Marriage and Civil Partnership ceremonies
Giving notice of Intention to Marry or enter into a Civil Partnership for British or European Union Citizens
Both parties must attend, in person, to give notice of their intention to marry or enter into a civil partnership to the Superintendent Registrar of the Registration District in which they each reside.
For same sex couples who are unsure whether to have a marriage or civil partnership, the GOV.UK website gives details of the comparison of civil partnership and marriage for same sex couples to help you to make an informed choice.
Each party to the marriage must reside in the relevant registration district for 7 clear days before notice can be given.
Timescale for notices
By law, notice cannot be given more than 12 months in advance of the date of the marriage or civil partnership.
Once notice has been given there is a statutory 28 clear day waiting period before the marriage or civil partnership authority can be issued.
Documents you will need to produce when giving notice
- A current valid passport (if you do not have a current passport you must contact the Register Office to establish what alternative documents you are required to to produce)
- Birth certificate or driving licence (photocard)

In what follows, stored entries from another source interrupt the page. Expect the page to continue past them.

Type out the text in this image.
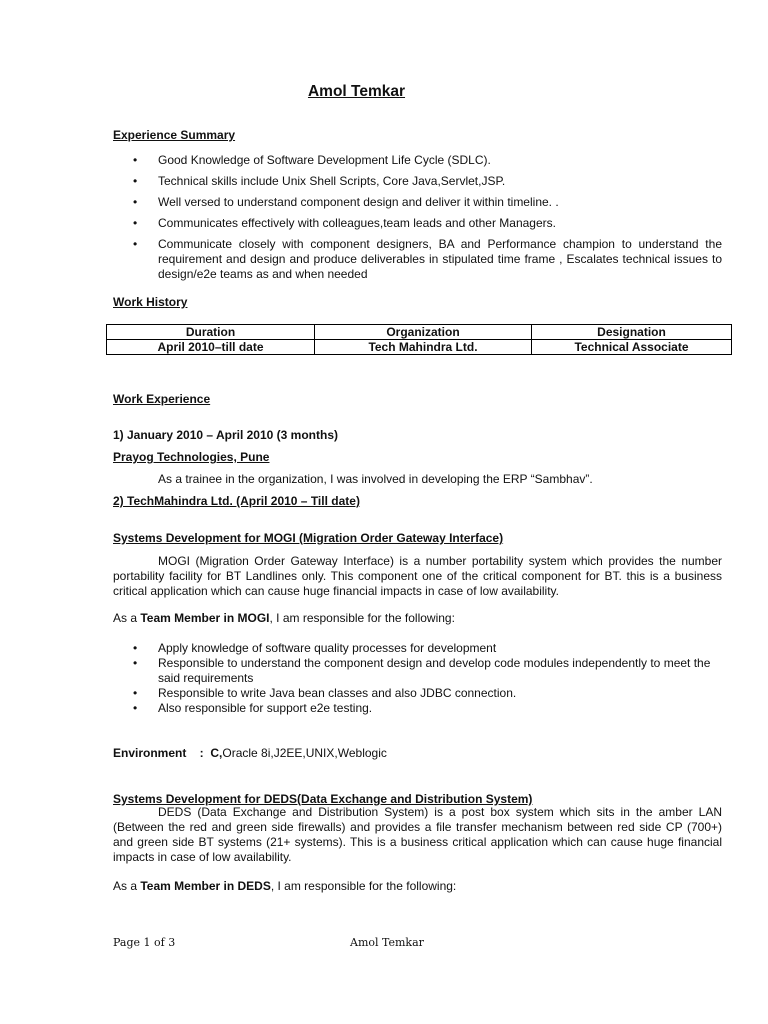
Amol Temkar
Experience Summary
• Good Knowledge of Software Development Life Cycle (SDLC).
• Technical skills include Unix Shell Scripts, Core Java,Servlet,JSP.
• Well versed to understand component design and deliver it within timeline. .
• Communicates effectively with colleagues,team leads and other Managers.
• Communicate closely with component designers, BA and Performance champion to understand the requirement and design and produce deliverables in stipulated time frame , Escalates technical issues to design/e2e teams as and when needed
Work History
Duration	Organization	Designation
April 2010–till date	Tech Mahindra Ltd.	Technical Associate
Work Experience
1) January 2010 – April 2010 (3 months)
Prayog Technologies, Pune
As a trainee in the organization, I was involved in developing the ERP “Sambhav”.
2) TechMahindra Ltd. (April 2010 – Till date)
Systems Development for MOGI (Migration Order Gateway Interface)
MOGI (Migration Order Gateway Interface) is a number portability system which provides the number portability facility for BT Landlines only. This component one of the critical component for BT. this is a business critical application which can cause huge financial impacts in case of low availability.
As a Team Member in MOGI, I am responsible for the following:
• Apply knowledge of software quality processes for development
• Responsible to understand the component design and develop code modules independently to meet the said requirements
• Responsible to write Java bean classes and also JDBC connection.
• Also responsible for support e2e testing.
Environment    : C,Oracle 8i,J2EE,UNIX,Weblogic
Systems Development for DEDS(Data Exchange and Distribution System)
DEDS (Data Exchange and Distribution System) is a post box system which sits in the amber LAN (Between the red and green side firewalls) and provides a file transfer mechanism between red side CP (700+) and green side BT systems (21+ systems). This is a business critical application which can cause huge financial impacts in case of low availability.
As a Team Member in DEDS, I am responsible for the following:
Page 1 of 3	Amol Temkar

- Proof of address which must take the form of one of the following:
- Utility bill dated no more than 3 months before the date notice is being given
- Bank/Building society statement dated no more than 1 month before the date notice is being given
- Council tax bill dated no more than 1 year before the date notice is being given
- Mortgage statement dated no more than 1 year before the date notice is being given
- Current residential tenancy agreement
- Valid UK driving licence (full/provisional) showing current address (UK licence must have been issued in UK, Isle of Man or Channel Islands)
- Where relevant, documentary evidence to show change of name, ie. Deed Poll or Statutory Declaration
- Where relevant, evidence of the end of previous marriage or civil partnership in the form of:
Divorce - Decree Absolute along with marriage certificate
Death - Death certificate of spouse along with marriage certificate
Only original documents can be accepted.
If you do not have any of the required documents please phone the Register office on 0161 912 3026 and we will advise you whether alternative documentation can be accepted.
Making an appointment
You will require an appointment to give notice of your intention to marry or enter into a civil partnership.
If you wish to make an appointment to give notice of marriage,
Contact us on 0161 912 3026 between 8.30am-4.30pm Monday to Friday.
Giving Notice of Intention to Marry or enter into a Civil Partnership for Non European Nationals
Notice is required to be given at a designated Register Office where one or both of the parties to the marriage or civil partnership are not European Nationals.
The nearest designated register office is Manchester, telephone 0161 234 5504.
For further information please visit the Immigration and Nationality Directorate website or telephone 0870 241 0645.
Under the Marriage Act 1994, civil marriages may be solemnised in hotels, stately homes and historic buildings which have been licensed by the Local Authority.
Getting married in a church or other religious building
If you are planning a Church of England wedding, you should contact the vicar of the church for advice about the necessary legal requirements.
If you are getting married in any other religious building, apart from a church belonging to the Church of England, you must both give notice of marriage at the Register Office for the district where you live.
You may only marry in a church, mosque or temple etc. in a different district from where you both live if it is your usual place of worship or there is no church of your religion in your district. Our staff will be pleased to advise on 0161 912 3026.
A registrar from the district which covers the building must be present at the wedding, or the governing body of the religious building can choose to apply to the Registrar General to appoint an Authorised Person to register marriages there.
Common Law Marriage
Common Law marriage is a myth and does not actually exist.
Many people believe that once you've been living with your partner for two years or more you get the same legal rights as married couples. This isn't true. In fact, you have very few rights.
For further information please visit the advicenow website.